We found statistically higher pretreatment levels TRAIL on total NK cells in patients who responded to treatment as compared to nonresponders. Recent reports demonstrated that 4 hrs after IFN-α treatment, TRAIL (
TNFSF10) mRNA is markedly upregulated in liver biopsies from HCV patients, and on circulating NK cells correlated inversely with serum HCV-RNA levels [
13]. Moreover, in the latter study, HCV recovered patients had superior up-regulation of TRAIL after
in vitro IFN-α stimulation than non-responder patients. In keeping with these results, we found that PEG IFN-α upregulated expression of TRAIL on NK cells, but that NKG2A expression attenuated this effect.
Taken together, our data indicate that NKG2A-positive cells are increased in frequency in patients with chronic HCV infection who are more likely to fail treatment and demonstrate impaired response to exogenous PEG IFN-α. As a single variable, when NKG2A expression on lymphocytes was greater than 8.0%, the sensitivity and specificity for futility (lack of SVR) was 71.7% and 75.6%, respectively; the ROC curve (c-statistic of 0.80) is shown in
supplemental Figure 3. Because PEG-IFN-α and ribavirin is likely to remain the backbone of antiviral therapy for the foreseeable future, our results may affect how clinicians use direct antiviral agents such as protease or polymerase inhibitors.
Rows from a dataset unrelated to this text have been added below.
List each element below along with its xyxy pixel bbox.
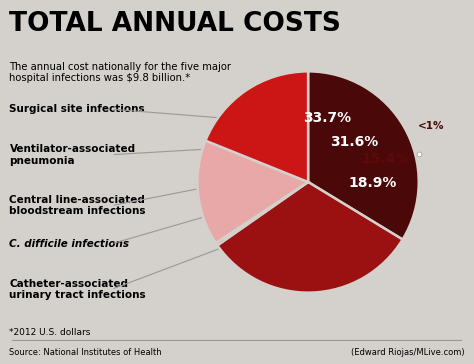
Text: 31.6%: 31.6% [330, 135, 379, 150]
Text: 15.4%: 15.4% [361, 152, 410, 166]
Wedge shape [205, 71, 308, 182]
Wedge shape [308, 71, 419, 240]
Text: TOTAL ANNUAL COSTS: TOTAL ANNUAL COSTS [9, 11, 341, 37]
Wedge shape [216, 182, 308, 245]
Text: Surgical site infections: Surgical site infections [9, 104, 145, 114]
Text: Source: National Institutes of Health: Source: National Institutes of Health [9, 348, 162, 357]
Text: *2012 U.S. dollars: *2012 U.S. dollars [9, 328, 91, 337]
Text: Ventilator-associated
pneumonia: Ventilator-associated pneumonia [9, 144, 136, 166]
Text: <1%: <1% [418, 121, 444, 131]
Text: 18.9%: 18.9% [348, 175, 396, 190]
Text: 33.7%: 33.7% [303, 111, 351, 126]
Text: The annual cost nationally for the five major
hospital infections was $9.8 billi: The annual cost nationally for the five … [9, 62, 231, 83]
Wedge shape [218, 182, 402, 293]
Text: Central line-associated
bloodstream infections: Central line-associated bloodstream infe… [9, 195, 146, 217]
Text: C. difficile infections: C. difficile infections [9, 239, 129, 249]
Text: Catheter-associated
urinary tract infections: Catheter-associated urinary tract infect… [9, 278, 146, 300]
Wedge shape [198, 141, 308, 243]
Text: (Edward Riojas/MLive.com): (Edward Riojas/MLive.com) [351, 348, 465, 357]
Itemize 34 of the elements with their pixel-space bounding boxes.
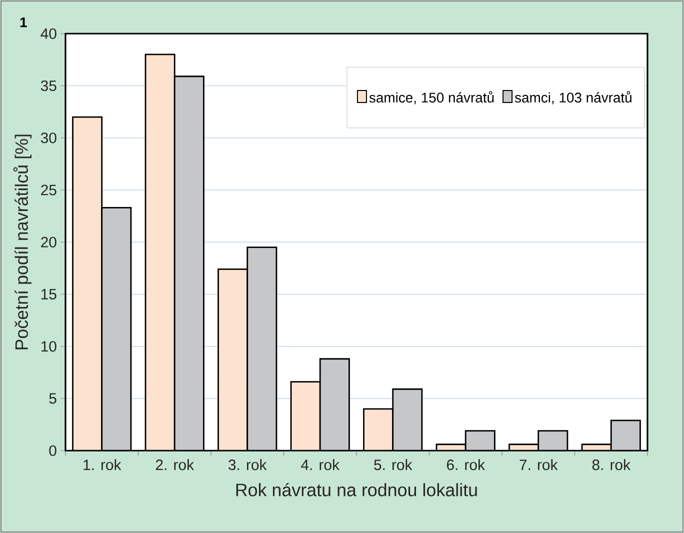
x-tick-label: 4. rok <box>301 459 340 470</box>
x-tick-label: 1. rok <box>84 459 122 470</box>
x-tick-label: 7. rok <box>520 459 558 470</box>
y-tick-label: 35 <box>40 80 56 92</box>
bar <box>364 408 393 451</box>
y-tick-label: 30 <box>40 132 56 144</box>
bar <box>247 247 276 451</box>
legend-label: samice, 150 návratů <box>369 91 494 104</box>
y-tick-label: 5 <box>49 393 56 404</box>
bar <box>72 117 102 451</box>
bar <box>320 358 350 451</box>
legend-label: samci, 103 návratů <box>514 91 632 104</box>
text: 1 <box>20 18 27 28</box>
y-tick-label: 0 <box>49 445 56 456</box>
x-tick-label: 2. rok <box>156 459 194 470</box>
x-axis-title: Rok návratu na rodnou lokalitu <box>236 482 477 496</box>
y-tick-label: 25 <box>41 184 56 196</box>
y-tick-label: 40 <box>40 28 56 39</box>
bar <box>146 54 175 451</box>
bar <box>102 208 131 451</box>
bar <box>538 430 568 451</box>
bar <box>174 76 204 451</box>
x-tick-label: 8. rok <box>592 459 630 470</box>
y-axis-title: Početní podíl navrátilců [%] <box>13 134 32 350</box>
y-tick-label: 15 <box>41 289 56 300</box>
bar <box>218 269 248 451</box>
x-tick-label: 6. rok <box>446 459 485 470</box>
bar <box>392 389 422 451</box>
y-tick-label: 10 <box>41 341 56 352</box>
x-tick-label: 3. rok <box>228 459 267 470</box>
y-tick-label: 20 <box>41 236 56 248</box>
x-tick-label: 5. rok <box>374 459 412 470</box>
bar <box>610 420 641 451</box>
bar <box>291 382 320 451</box>
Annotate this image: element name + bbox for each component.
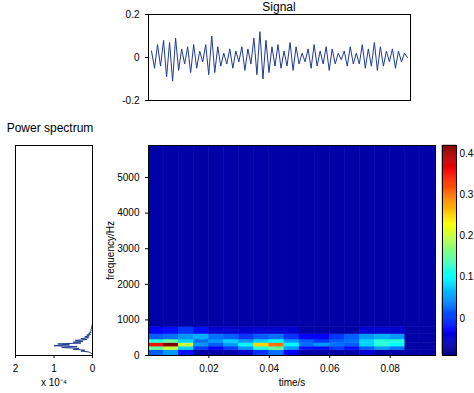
svg-text:0.4: 0.4 xyxy=(460,148,474,159)
svg-text:0: 0 xyxy=(134,52,140,63)
svg-text:0.02: 0.02 xyxy=(199,363,219,374)
svg-text:time/s: time/s xyxy=(279,377,306,388)
html-text:Signal: Signal xyxy=(262,0,296,14)
svg-text:0.04: 0.04 xyxy=(260,363,280,374)
svg-text:0: 0 xyxy=(90,363,96,374)
svg-text:x 10⁻⁴: x 10⁻⁴ xyxy=(41,377,67,388)
html-text:Power spectrum: Power spectrum xyxy=(6,121,94,135)
svg-text:0.3: 0.3 xyxy=(460,189,474,200)
svg-text:0.2: 0.2 xyxy=(460,230,474,241)
svg-text:-0.2: -0.2 xyxy=(122,95,140,106)
svg-text:2000: 2000 xyxy=(117,279,140,290)
svg-text:0.1: 0.1 xyxy=(460,271,474,282)
svg-text:0: 0 xyxy=(134,350,140,361)
svg-text:5000: 5000 xyxy=(117,172,140,183)
svg-text:0.2: 0.2 xyxy=(126,9,140,20)
svg-text:1000: 1000 xyxy=(117,314,140,325)
svg-text:4000: 4000 xyxy=(117,207,140,218)
svg-text:0: 0 xyxy=(460,313,466,324)
svg-text:1: 1 xyxy=(51,363,57,374)
svg-text:3000: 3000 xyxy=(117,243,140,254)
svg-text:0.06: 0.06 xyxy=(320,363,340,374)
svg-text:0.08: 0.08 xyxy=(380,363,400,374)
svg-text:2: 2 xyxy=(13,363,19,374)
svg-text:frequency/Hz: frequency/Hz xyxy=(105,221,116,280)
For example, for patients with NK receptor expression associated with poor early viral kinetics, response to IFN-α therapy is slower and thus are, in theory, more likely to develop resistance to direct antiviral agents [
12]. Furthermore, IL-28B genotype has now been incorporated into treatment algorithms to predict patients' responses to anti-HCV therapy; however, because of low negative predictive value for SVR, IL-28B genotype cannot be used to determine whether to withhold treatment in an individual patient [
12]. Our results indicate that a simple model incorporating inhibitory NK receptor expression levels can accurately discern likelihood of SVR across different IL-28B genotypes. These results have implications for improving prediction of treatment response and development of new approaches that target NK inhibitory pathways.